On the way into work this morning, I picked up a copy of a free daily paper called the Metro. (http://www.metronews.ca/) The entire issue of this thin mag is pink. The pages are all pink, the ads throughout are varying hues of pink, - needless to say, most of those ads are for Breast Cancer walks & runs as fundraisers - there are stories of hope and inspiration of survivors & families and more. While I attended Grant MacEwan College (now a University), in honor of Breast Cancer Month, the school sold T-shirts at $10 a pop to fund raise for a cure. So I bought two. (One was for my Mummy, her birthday is at the end of October, so it was fitting...) The shirt had a bunch of Canadian Colleges & Universities listed on the back, all band concert style.
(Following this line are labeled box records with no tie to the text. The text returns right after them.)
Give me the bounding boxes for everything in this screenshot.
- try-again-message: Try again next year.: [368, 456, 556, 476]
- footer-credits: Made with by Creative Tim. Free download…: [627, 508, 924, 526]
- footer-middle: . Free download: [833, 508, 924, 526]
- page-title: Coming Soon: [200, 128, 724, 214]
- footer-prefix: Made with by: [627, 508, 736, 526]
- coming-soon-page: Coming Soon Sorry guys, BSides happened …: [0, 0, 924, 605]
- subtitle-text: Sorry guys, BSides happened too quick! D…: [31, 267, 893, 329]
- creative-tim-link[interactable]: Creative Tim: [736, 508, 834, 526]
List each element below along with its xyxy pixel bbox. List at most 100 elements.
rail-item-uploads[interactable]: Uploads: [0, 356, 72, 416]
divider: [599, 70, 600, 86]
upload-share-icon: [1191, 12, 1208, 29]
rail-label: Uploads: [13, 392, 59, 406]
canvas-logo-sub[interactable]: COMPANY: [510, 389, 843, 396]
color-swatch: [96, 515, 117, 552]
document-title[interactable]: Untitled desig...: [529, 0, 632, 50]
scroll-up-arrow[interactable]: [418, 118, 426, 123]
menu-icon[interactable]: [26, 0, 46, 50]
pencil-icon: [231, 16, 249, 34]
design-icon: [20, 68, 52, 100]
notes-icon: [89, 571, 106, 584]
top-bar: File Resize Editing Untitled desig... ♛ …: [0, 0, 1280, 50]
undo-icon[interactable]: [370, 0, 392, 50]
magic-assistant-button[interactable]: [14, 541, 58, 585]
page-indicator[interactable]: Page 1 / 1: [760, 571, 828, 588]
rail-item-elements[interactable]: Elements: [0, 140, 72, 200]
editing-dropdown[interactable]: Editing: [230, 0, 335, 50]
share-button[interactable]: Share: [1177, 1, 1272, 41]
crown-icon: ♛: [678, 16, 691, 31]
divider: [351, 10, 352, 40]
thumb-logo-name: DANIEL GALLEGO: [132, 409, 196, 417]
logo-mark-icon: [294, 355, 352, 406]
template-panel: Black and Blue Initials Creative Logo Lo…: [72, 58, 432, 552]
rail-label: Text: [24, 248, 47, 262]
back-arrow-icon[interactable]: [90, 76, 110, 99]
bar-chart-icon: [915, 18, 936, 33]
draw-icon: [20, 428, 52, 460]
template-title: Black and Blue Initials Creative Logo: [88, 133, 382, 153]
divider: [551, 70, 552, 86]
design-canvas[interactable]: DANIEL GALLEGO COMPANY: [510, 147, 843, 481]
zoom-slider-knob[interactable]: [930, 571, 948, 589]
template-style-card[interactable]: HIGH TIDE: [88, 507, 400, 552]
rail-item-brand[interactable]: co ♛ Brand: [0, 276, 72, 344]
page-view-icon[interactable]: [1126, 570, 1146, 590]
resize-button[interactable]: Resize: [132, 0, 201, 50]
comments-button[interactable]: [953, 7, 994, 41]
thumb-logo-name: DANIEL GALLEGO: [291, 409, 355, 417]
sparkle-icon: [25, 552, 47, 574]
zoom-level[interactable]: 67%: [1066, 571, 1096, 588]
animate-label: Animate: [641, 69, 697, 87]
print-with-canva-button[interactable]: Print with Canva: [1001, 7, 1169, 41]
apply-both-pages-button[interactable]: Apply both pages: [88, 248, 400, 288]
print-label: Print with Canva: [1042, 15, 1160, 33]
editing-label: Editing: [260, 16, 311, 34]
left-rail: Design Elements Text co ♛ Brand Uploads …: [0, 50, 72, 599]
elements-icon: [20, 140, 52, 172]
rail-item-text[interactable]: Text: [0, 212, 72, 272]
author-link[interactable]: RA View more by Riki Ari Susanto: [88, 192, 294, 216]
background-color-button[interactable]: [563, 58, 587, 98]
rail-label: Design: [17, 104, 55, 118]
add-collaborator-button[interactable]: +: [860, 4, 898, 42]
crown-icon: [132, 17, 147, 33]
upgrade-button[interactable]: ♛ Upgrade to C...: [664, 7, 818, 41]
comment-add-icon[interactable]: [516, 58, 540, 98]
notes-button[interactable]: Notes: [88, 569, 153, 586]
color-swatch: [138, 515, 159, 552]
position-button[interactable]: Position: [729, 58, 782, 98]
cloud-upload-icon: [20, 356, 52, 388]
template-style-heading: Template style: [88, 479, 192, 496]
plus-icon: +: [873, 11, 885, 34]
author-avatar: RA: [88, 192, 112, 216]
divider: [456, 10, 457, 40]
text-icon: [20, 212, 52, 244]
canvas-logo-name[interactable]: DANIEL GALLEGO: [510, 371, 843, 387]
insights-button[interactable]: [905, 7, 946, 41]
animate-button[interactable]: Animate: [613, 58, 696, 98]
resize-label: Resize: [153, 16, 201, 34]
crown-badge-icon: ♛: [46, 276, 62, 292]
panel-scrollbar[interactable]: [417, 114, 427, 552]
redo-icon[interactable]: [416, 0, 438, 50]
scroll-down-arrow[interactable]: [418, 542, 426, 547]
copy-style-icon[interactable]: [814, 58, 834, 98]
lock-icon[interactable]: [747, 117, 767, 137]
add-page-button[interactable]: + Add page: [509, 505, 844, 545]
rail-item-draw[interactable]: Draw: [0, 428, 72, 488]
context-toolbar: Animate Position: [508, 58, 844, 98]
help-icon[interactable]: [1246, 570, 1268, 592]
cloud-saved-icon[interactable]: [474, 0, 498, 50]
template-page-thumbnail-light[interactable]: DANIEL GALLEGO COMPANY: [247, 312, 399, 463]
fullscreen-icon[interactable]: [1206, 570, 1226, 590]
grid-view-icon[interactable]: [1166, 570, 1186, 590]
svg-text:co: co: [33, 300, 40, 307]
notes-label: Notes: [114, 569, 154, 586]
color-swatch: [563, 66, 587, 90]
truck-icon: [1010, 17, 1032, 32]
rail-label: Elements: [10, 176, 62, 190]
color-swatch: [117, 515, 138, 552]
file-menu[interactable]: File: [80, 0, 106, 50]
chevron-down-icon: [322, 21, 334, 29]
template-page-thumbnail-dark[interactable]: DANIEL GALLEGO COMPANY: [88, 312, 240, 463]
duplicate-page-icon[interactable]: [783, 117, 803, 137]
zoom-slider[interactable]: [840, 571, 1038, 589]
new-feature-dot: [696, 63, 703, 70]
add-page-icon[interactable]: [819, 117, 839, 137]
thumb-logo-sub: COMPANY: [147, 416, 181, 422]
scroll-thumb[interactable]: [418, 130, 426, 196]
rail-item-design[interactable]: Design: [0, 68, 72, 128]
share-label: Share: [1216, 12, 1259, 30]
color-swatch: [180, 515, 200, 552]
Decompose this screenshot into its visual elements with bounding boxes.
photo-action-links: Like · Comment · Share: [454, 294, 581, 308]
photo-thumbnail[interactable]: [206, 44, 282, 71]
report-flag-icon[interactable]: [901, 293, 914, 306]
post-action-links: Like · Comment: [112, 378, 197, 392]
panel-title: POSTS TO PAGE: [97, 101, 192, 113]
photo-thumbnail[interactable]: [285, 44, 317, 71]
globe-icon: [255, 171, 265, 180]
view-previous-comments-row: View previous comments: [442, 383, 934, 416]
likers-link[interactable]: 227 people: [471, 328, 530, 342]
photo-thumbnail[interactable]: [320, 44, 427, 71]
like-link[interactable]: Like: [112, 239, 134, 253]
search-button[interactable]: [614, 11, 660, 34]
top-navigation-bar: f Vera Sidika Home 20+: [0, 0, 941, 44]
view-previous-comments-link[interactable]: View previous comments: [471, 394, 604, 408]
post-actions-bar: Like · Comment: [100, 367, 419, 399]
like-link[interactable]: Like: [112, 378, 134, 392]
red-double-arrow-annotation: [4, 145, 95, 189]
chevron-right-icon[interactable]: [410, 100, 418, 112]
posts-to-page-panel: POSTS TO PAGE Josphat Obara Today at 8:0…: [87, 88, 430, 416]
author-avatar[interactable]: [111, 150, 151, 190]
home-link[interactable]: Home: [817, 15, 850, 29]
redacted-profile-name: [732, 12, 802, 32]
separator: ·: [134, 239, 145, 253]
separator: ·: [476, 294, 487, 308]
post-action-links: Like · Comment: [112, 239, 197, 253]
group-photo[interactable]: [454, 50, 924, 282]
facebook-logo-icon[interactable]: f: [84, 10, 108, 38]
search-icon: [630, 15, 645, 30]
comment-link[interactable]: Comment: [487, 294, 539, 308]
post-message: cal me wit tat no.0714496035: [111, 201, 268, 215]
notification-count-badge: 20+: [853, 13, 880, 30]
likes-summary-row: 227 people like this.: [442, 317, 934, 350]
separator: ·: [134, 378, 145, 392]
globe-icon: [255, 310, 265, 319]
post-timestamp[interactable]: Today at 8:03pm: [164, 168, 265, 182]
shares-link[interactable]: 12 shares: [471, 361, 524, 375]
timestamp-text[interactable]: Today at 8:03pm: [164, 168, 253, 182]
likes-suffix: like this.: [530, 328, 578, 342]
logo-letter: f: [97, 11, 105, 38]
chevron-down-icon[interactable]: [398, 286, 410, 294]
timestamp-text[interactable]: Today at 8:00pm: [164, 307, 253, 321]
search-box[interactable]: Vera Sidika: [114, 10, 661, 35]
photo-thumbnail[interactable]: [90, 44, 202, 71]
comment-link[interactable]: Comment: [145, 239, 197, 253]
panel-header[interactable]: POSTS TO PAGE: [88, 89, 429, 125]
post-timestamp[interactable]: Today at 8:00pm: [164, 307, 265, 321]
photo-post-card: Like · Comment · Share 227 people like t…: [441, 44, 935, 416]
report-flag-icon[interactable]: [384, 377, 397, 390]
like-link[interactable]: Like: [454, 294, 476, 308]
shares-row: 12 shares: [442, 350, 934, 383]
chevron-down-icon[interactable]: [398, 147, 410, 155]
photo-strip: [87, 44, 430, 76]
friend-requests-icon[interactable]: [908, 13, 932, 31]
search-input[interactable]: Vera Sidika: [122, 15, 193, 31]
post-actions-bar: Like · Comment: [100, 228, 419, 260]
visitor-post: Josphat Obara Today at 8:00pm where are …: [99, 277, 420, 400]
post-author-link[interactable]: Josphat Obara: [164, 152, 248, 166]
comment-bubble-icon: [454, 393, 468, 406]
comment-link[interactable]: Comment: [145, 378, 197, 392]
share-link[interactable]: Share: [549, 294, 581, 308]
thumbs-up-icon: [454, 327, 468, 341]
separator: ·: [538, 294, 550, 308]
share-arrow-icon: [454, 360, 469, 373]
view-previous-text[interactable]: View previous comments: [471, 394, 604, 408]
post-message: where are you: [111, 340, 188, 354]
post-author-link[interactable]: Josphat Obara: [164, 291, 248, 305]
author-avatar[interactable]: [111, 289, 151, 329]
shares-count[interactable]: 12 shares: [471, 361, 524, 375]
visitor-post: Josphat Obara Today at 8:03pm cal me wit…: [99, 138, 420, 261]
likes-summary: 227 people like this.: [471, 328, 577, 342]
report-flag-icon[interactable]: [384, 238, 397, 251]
On the front left, there was the breast cancer pink ribbon. A T-shirt for a good cause, for $10, I would've been crazy not to! The Cancer Society was on site also to shave people's heads for Locks for Love. {I admired those people, I wanted to shed the mop for a good cause.... Alas, I had dyed my hair too recently and they wouldn't accept my hair. =0( Bummed me out, I psyched myself up for it and everything.} I've got pins, key chains, T-shirts, bandannas, magnets, bracelets, teddy bears (I'm still a kid at <3, I've got stuffies everywhere) and other merchandise from over the years with proceeds going to Cancer Research. Get out and do what you can for a cure, whether it be buying the pink things or going on the CIBC Breast Cancer walk. Every bit counts, and it could be your Mum, Sister, Wife, Aunt, Daughter, Cousin, Friend that you are helping out in a time of struggle.
There is potential for any one to get Breast Cancer - yeah guys, even you! (Though less likely for a man, there is still the potential, especially if the guy's overweight. I'm no expert, but I know it's happened.) There are treatments and options out there for a Breast Cancer fighter, if detected in time. Please, please, please, take the necessary precautions to keep yourself safe. Do self exams, go get a mammogram done, have your significant other give you a grope. (I know this is no laughing matter, just trying to lighten the mood.) Do what you need to do to detect this early enough to give yourself the best possible out come. I know of people who say they'd rather not know they've got anything wrong with them, because if they knew, they think they'd be a statistic quicker than if they didn't. To me, that just seems silly.
Cancer seems to run rampant through my family. An Aunt, in the Land Down Under, who has fought this disease. Her older sister was lost to the disease because it wasn't detected early enough. All four of my grandparents have had different kinds of Cancer, three of which have proven to be lethal. (None of them were Breast Cancer - My Grandma is the only one still kickin', and it was her sisters that had Breast Cancer.) The first time I heard that Cancer had struck close to home, I was devastated and didn't know how to react. It was hard to watch each of them battle it out, just to lose. Seriously broke and still breaks my heart. I worry about my parents with stats like that so close to home. I worry about my future as well, as chances are I'll have to deal with the disease myself.
Please visit the Breast Cancer Society of Canada website at http://www.bcsc.ca/ or the Canadian Cancer Society website at http://convio.cancer.ca/.
It's not always about me, nor should it be.